İnsan denen varlığın yarısı, bir cinsi, bir elmanın diğer yarısı gibi olan ve erkeğin eksikliklerinin kendisiyle tamamlandığı kişi olan kadın, özellikle erkekler açısından istismar ve zulüm yönüyle büyük imtihan alanıdır. Kadın denilince, tarih boyunca ve güncel hayatta çoğunlukla mazlum bir tip karşımıza çıkmaktadır. Tarihî süreçte çoğunlukla ezilmiş, hor görülmüş, emeği ve cinsiyeti sömürülmüş, bir hizmetçi ve hatta bir köle statüsünde kabul edilmiştir analarımız, bacılarımız, eşlerimiz; Peygamber ifadesiyle erkeklerin kız kardeşleri. Günümüzde de durum pek farklı değildir. Kendisine öncelik ve değer veriliyor gösterilerek kadın, erkeklerin yine kölesi kabul edilmekte, cinsel obje ve reklâm aracı olarak değer(siz)lendirilmektedir. Bazı müslümanlar da din adına ayrım ve adâletsizlik yapmakta, geleneksel yaklaşımın Kur´an ve Sünnete ters anlayış ve uygulamalarını örf ve âdet olarak sürdürmekte, bilinçsiz de olsa bu şekilde kadına zulmetmektedir. Aslında, gerçek İslâm toplumunda kadın sorunu diye bir problemden bahsedilmez. Ancak, ortak insanî problemler sözkonusu olabilir.
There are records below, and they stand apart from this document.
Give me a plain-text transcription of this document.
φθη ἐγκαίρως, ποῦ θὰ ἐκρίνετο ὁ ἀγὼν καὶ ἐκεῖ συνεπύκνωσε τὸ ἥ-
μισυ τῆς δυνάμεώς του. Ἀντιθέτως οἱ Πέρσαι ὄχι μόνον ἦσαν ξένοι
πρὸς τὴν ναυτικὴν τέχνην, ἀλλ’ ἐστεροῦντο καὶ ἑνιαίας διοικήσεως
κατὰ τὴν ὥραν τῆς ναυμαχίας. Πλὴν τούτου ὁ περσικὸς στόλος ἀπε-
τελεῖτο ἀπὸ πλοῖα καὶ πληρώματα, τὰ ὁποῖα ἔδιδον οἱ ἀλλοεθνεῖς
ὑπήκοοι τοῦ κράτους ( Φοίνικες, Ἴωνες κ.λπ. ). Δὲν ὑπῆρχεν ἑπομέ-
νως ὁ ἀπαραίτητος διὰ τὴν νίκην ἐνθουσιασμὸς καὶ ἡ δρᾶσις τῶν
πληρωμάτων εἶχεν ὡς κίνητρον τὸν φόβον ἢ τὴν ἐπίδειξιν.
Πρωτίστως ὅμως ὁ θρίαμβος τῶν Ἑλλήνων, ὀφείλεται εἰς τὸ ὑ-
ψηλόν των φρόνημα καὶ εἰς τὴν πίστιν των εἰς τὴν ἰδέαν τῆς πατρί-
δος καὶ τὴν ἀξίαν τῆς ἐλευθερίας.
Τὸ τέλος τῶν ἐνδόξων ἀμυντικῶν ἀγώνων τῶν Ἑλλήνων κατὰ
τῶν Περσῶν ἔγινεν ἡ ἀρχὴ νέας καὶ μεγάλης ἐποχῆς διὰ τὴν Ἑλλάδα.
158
Asr-ı Saâdet, bunun en güzel örneğidir. 

Bizden önce yaşayan atalarımızdan bize intikal eden mirasın içinde hem doğruların, hem de yanlışların olabileceğini kabullenmek gerekir. Bize intikal eden miras, hem haktan bazı unsurları, hem de bazı eksiklik ve hurâfeleri içermektedir. Bu miras, çeşitli siyasî ve itikadî tartışmaların yoğun olduğu bir ortamda doğup yine çeşitli siyasî entrikalardan geçmek sûretiyle bize ulaşmıştır. Ayrıca, Müslümanlığı kabul ederken Türk atalarımızın eski din ve kültürlerinden birçok şeyi Müslümanlık maskesi takarak geleceğe miras bıraktığı bir vâkıadır. Mistik anlayışın da harmanlandığı geleneksel ve ulusal bir Türk dini, halk dinidir piyasada "din" adıyla sunulan. Bu mirasın intikalinde çok samimi kimseler olduğu gibi; çok bağnaz kimselerin de olduğunu unutmamalıyız. Bize intikal eden mirasın sahiplerinin de birer insan olduklarını, yanılabileceklerini kabul etmeliyiz. O halde bize intikal eden mirası analiz etmeden, araştırmadan, Kur´an ve sahih sünnet terazisinde tartmadan, nakil ve akıl sağlamalarından geçirmeden kabul etmemek gerekir.       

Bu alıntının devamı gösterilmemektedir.